Matt Thompson* – A recent survey of law firm business development and marketing professionals suggests the strategies and tactics law firms use to generate new business is changing.
According to the study, law firms appear to be shaking the negative fallout of the economic downturn. Nearly 50 percent of firms report feeling upbeat about new business yet the number one challenge remains fierce competition.
The trend is clear that law firms are increasingly warming to the notion of laser focused business development (BD) and a bona fide sales force, however, there’s considerable variety in perspectives on how best to execute. Here are six important considerations for firms based on what their peers in the market have indicated in the survey:
1. Marketing and BD Differ and Require Different Skills.
According to the study, over 90 percent of firms say they believe marketing and BD require different skills. However, the economic downturn forced many firms to fall into the trap of combining these skills into one role at the firm.

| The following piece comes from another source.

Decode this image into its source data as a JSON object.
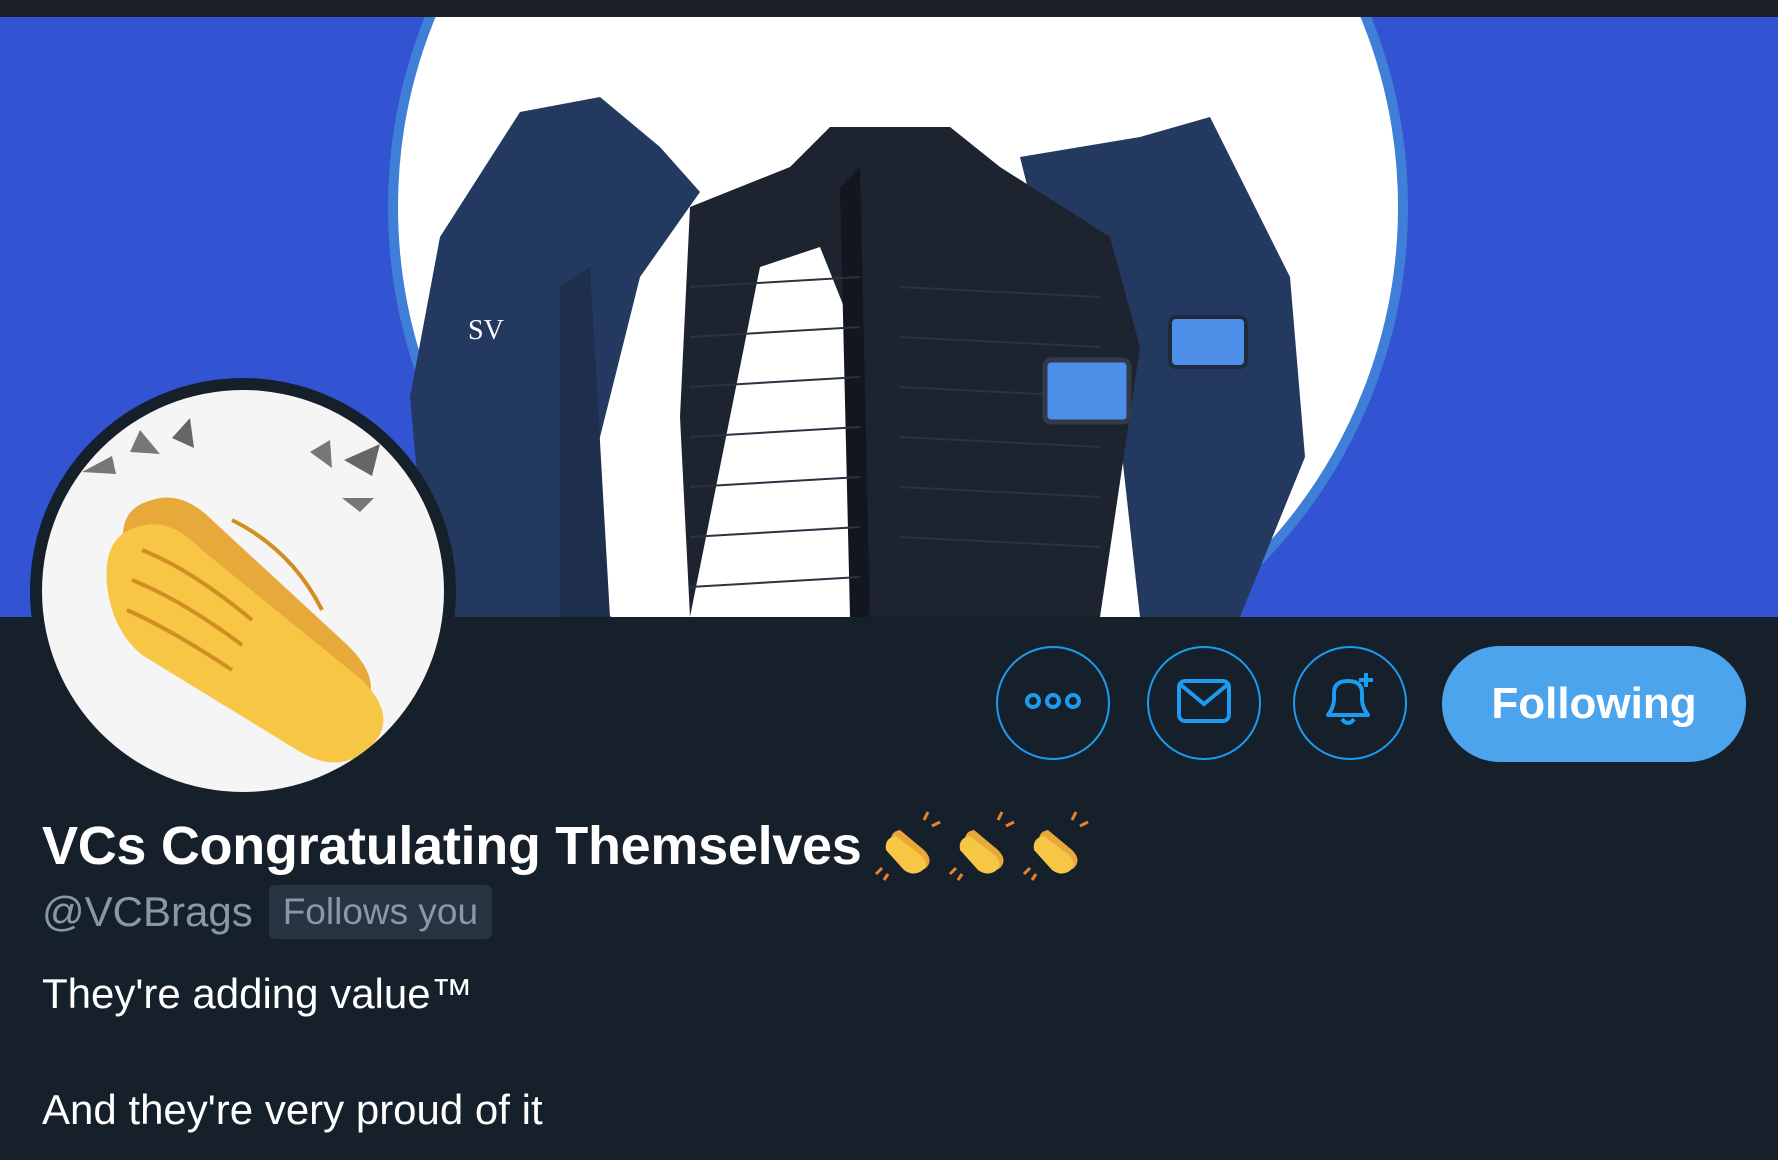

The risk with this approach comes if you approach business development with a marketing mindset. Marketing is about being found, while business development is about one-on-one personal relationships.
A prospect may first become aware of your firm through traditional marketing, branding, and PR efforts. For these marketing efforts to lead to actual work, however, the relationship-oriented approaches of business development have to come into play. At some point a human needs to have a conversation with another human.
2. BD is a Lifecycle that Exists throughout the Client Engagement.
The opportunity for firms going forward is not in making further distinctions between marketing and BD, but rather in how the two functions intertwine as part of a full prospect or client journey.
For example, while an attorney is building a relationship with a prospect or client, marketing activities to that prospect or client should continue.
As you learn more about the prospect, the marketing can be more targeted and more personal – sending them a thought leadership article about a topic in which they have expressed interest – or inviting them to an event tailored to a subset of clients and prospects who share common challenges.
3. “Thought Leadership” Requires Real Thought and Real Leadership.
According to the survey, law firms plan to invest the bulk of their marketing dollars in one area: thought leadership.
Problematically, however, firms cite attorney participation as one of their biggest business development challenges.
The trouble is that the “thought” part of thought leadership is driven by insights provided by the lawyers.
Equally important to fueling the content engine is providing “real leadership.” Your content must be differentiated from the other content options to which your targeted audience has access.
The harsh reality is few client alert emails masquerading as thought leadership are often even noticed and even fewer are read. Real thought leadership requires equal parts attorney participation and a steady stream of differentiated, engaging content.
4. Narrow Prospects to Get Ahead.
In this ultra-competitive legal marketplace, firms are realizing a more effective approach to business development is focusing on a smaller pool of prospects and working on building those relationships from the ground up. In this case, it really is all about nurturing a smaller pool of relationships.
It is better to have a narrow and deep approach to business development rather than being wide and shallow.
5. Key Initiatives and Financial Data Can Reveal Aggregated ROI.
Nearly 40 percent of firms say they don’t have quantifiable ROI Data. This is not surprising, since tracking ROI is a common challenge for firms. A prospect may have engaged with you multiple times before making their buy decision.
How do you know how much credit goes to the lawyer biography information a prospect saw on your website vs. a blog post vs. the golf outing they attended?
Although you may not be able to parse out the credit for a specific deal, by looking at your initiatives and financial data in aggregate, you can see which of your marketing and BD activities provide the most ROI.
6. Leading Indicators Can Help Inform the BD Process.
Most firms tend to track lagging indicators for BD metrics, such as win/loss or financial goals by practice areas. Although lagging indicators are important in that they measure the bottom line results, they are hard to improve upon unless you have a handle on your leading indicators.
Firms need to identify and measure the business development activities and metrics that will lead to the desired financial outcomes. Firms with the most sophisticated approaches to business development are focusing on leading indicators.
For example, the number of client or prospect touch points, relationship and engagement scoring, number of opportunities in each deal stage, and opportunities that have spent over a certain amount of time in a particular stage.
Macro-trends indicate that companies have made fundamental changes to the ways they purchase legal services, which has driven law firms to embrace new approaches to marketing and business development.
Firms who best adapt their strategies to these market conditions and execute on well-defined tactics will make the most progress in maturing their business development evolution in 2016.